Alors que le gouvernement chinois continue de censurer les producteurs et productrices de Danmei, le genre littéraire le plus populaire chez les femmes en Chine, la communauté se serre les coudes pour venir en aide aux auteurs et autrices arrêtés et emprisonnés.
Les romans Danmei, inspirés des Boy's Love taïwanais et japonais, sont apparus en Chine dans les années 1990. Ils racontent l'histoire d'amour entre deux hommes et incluent souvent des scènes érotiques explicites. Ce genre littéraire se retrouve principalement sur internet, où de nombreuses plateformes diffusent des créations de fanfiction. Majoritairement lus et écrits par des femmes âgées de 20 à 50 ans, ces récits sont parmi les plus lus en Chine et représentent, pour la communauté LGBTQ+ du pays, l'une des seules options de contenu mettant en scène des relations homosexuelles.
Une passion à haut risque
Ce genre littéraire a également attiré l'attention des autorités chinoises, qui perçoivent les histoires érotiques homosexuelles comme indécentes. « En Chine, les questions de sexualité, de genre et de femmes sont taboues. Le gouvernement les perçoit comme des éléments instables, et tout ce qui menace l'ordre établi est considéré comme un danger potentiel », affirme la professeure associée d'études est-asiatiques de l'Université Bucknell, Xi Tian.
Depuis 2014, des milliers d'œuvres Danmei ont été retirées du Web et des centaines d'auteurs et d'autrices ont été arrêtées, dont Liu, qui a été condamnée à dix ans de prison, une peine plus sévère que pour une agression sexuelle.
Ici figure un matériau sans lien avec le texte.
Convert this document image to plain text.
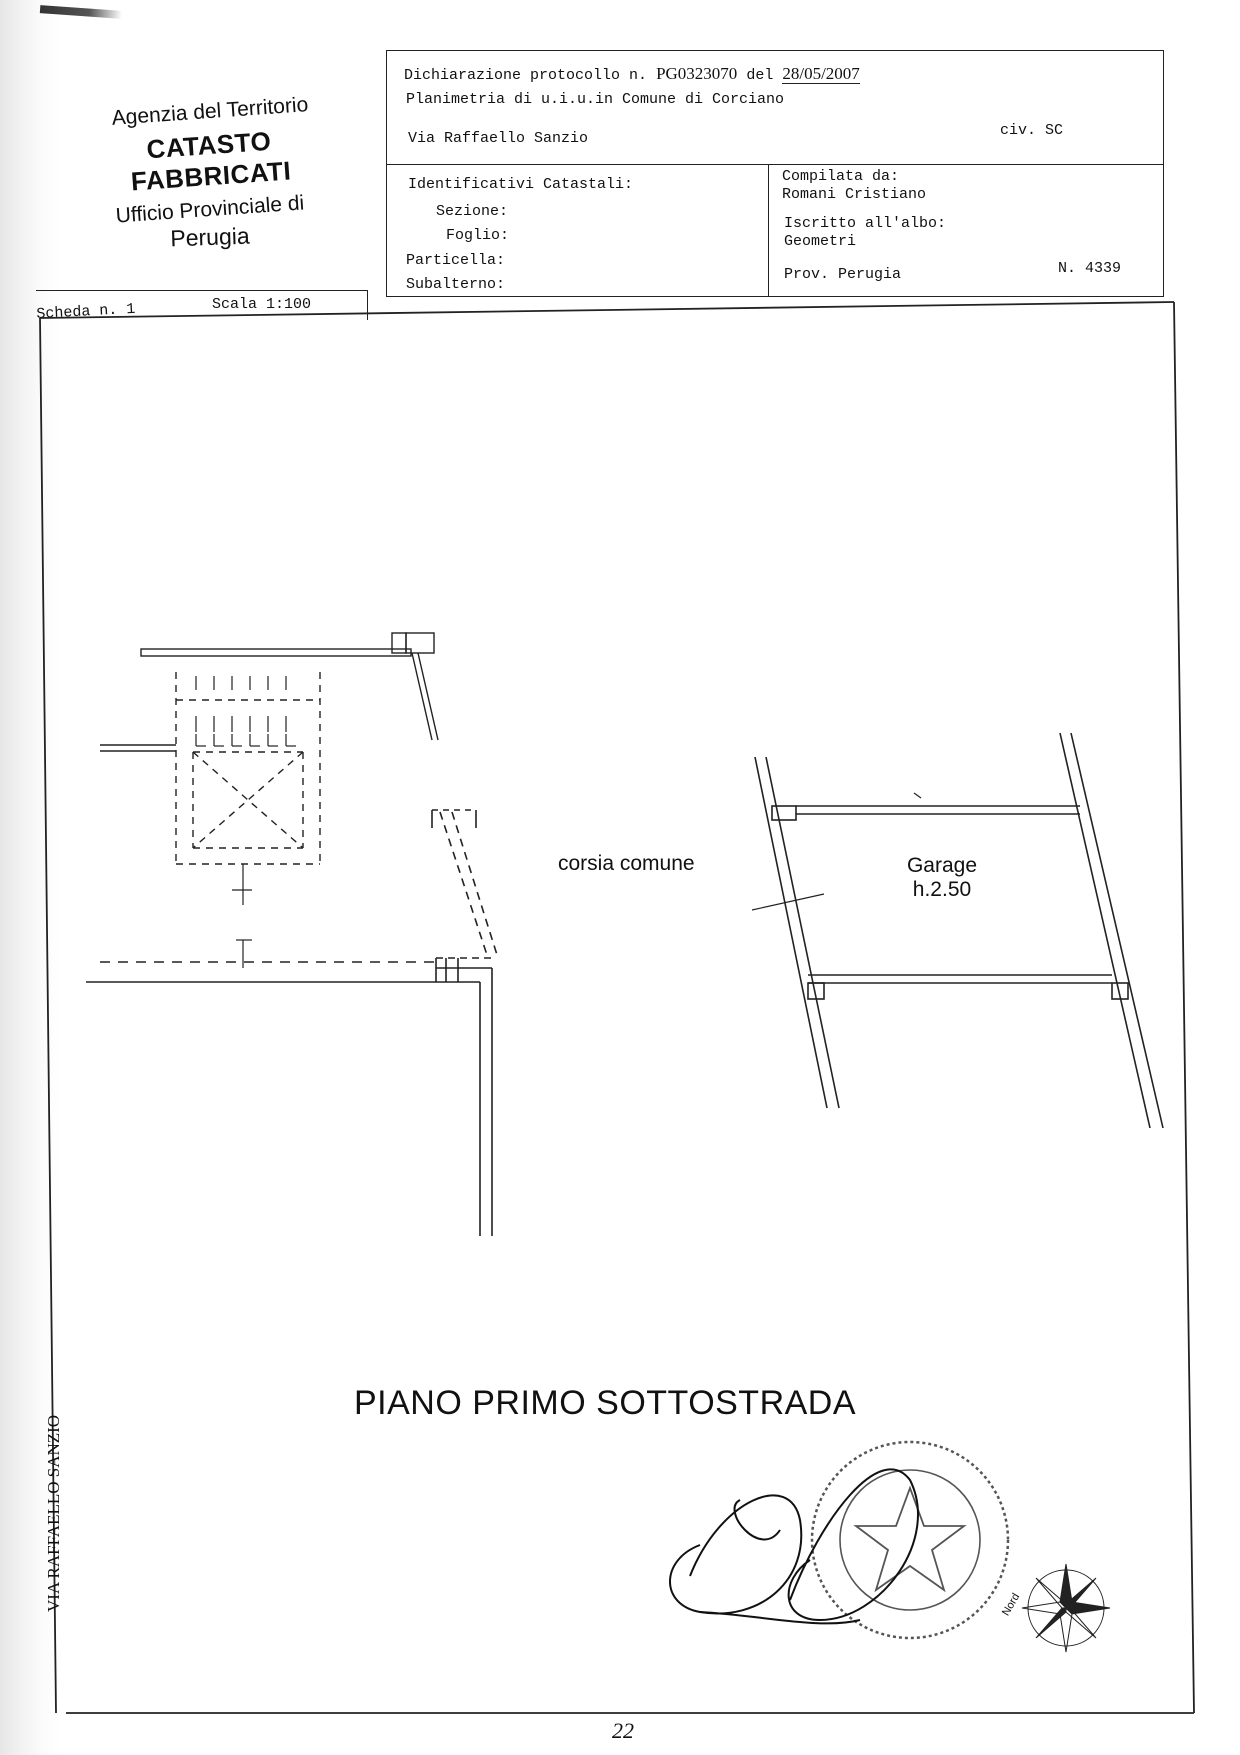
Agenzia del Territorio
CATASTO FABBRICATI
Ufficio Provinciale di
Perugia
Dichiarazione protocollo n. PG0323070 del 28/05/2007
Planimetria di u.i.u.in Comune di Corciano
Via Raffaello Sanzio	civ. SC
Identificativi Catastali:
Sezione:
Foglio:
Particella:
Subalterno:
Compilata da:
Romani Cristiano
Iscritto all'albo:
Geometri
Prov. Perugia	N. 4339
Scheda n. 1	Scala 1:100
corsia comune	Garage
h.2.50
PIANO PRIMO SOTTOSTRADA
VIA RAFFAELLO SANZIO	Nord
22
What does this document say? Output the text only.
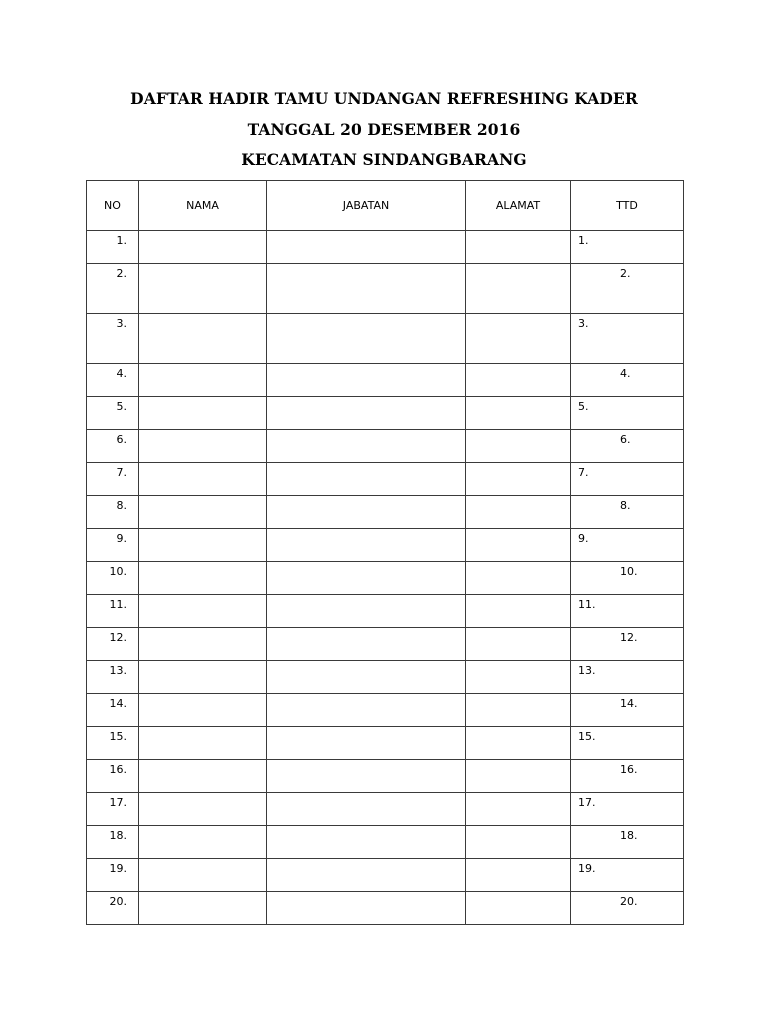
DAFTAR HADIR TAMU UNDANGAN REFRESHING KADER
TANGGAL 20 DESEMBER 2016
KECAMATAN SINDANGBARANG
NO	NAMA	JABATAN	ALAMAT	TTD
1.				1.
2.				2.
3.				3.
4.				4.
5.				5.
6.				6.
7.				7.
8.				8.
9.				9.
10.				10.
11.				11.
12.				12.
13.				13.
14.				14.
15.				15.
16.				16.
17.				17.
18.				18.
19.				19.
20.				20.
Pour éviter les réprimandes du gouvernement, les adaptations d'histoires Danmei contournent souvent la censure imposée en transformant les personnages en un couple hétérosexuel ou en présentant la relation entre les héros masculins comme une amitié intense où se tenir la main est leur seul contact physique.
Un véritable phénomène
Autrefois considéré comme un plaisir coupable et privé, le Danmei est graduellement devenu un phénomène international. Sa popularité a engendré la production d'adaptations en dessins animés, en jeux vidéo, en récits audio et en séries télévisées, le tout traduit en plusieurs langues.
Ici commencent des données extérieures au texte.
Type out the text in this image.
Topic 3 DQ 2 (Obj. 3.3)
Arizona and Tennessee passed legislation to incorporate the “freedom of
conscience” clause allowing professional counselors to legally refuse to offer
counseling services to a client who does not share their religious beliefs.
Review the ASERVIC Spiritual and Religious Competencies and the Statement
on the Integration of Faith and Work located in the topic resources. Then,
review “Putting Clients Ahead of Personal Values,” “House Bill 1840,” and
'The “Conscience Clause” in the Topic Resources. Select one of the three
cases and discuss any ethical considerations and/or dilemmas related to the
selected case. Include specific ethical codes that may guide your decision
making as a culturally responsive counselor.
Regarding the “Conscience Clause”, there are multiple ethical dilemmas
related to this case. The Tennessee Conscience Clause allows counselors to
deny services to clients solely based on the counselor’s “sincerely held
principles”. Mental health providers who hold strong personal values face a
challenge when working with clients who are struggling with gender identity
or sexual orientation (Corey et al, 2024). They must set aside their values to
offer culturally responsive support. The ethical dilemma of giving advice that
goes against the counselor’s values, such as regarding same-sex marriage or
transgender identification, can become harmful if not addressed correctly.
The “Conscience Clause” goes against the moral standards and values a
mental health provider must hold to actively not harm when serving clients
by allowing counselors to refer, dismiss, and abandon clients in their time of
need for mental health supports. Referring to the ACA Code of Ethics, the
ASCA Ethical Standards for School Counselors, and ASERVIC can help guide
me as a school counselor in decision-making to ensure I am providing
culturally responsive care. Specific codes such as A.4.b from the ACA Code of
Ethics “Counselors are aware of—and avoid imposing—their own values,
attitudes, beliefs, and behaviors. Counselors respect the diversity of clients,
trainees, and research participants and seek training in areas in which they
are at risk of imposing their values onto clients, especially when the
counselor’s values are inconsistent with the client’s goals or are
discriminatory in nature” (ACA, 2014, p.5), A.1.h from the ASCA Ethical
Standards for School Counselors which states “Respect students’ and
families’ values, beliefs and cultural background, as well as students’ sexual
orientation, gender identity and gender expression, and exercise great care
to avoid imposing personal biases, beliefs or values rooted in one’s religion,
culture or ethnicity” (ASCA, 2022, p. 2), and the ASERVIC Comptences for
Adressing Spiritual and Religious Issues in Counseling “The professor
Dans la sphère anglophone, les Danmei les plus populaires mettent en scène un monde chinois alternatif. « C'est une sorte d'hybride entre le style fantastique chinois et les jolies histoires romantiques », explique le doctorant en médias asiatiques de l'Université Manchester, Liang Ge. Selon lui, ces aspects du Danmei expliquent sa récente popularité.
Une communauté résiliente
Ces restrictions affectent aussi les doctorants et chercheurs en études des médias asiatiques. Dans les revues académiques rédigées en Chine, l'utilisation du mot-clé « Danmei » est interdite, de même que pour « féminisme ». Les chercheurs doivent donc opter pour des synonymes. « J'ai déjà eu des ennuis par le passé, car la police avait lu mes messages textes sur le Danmei. En Chine continentale, les règles concernant le Danmei sont généralement floues, mais en parler peut vous mettre dans le pétrin », raconte une chercheuse chinoise qui, pour cette raison, désire rester anonyme.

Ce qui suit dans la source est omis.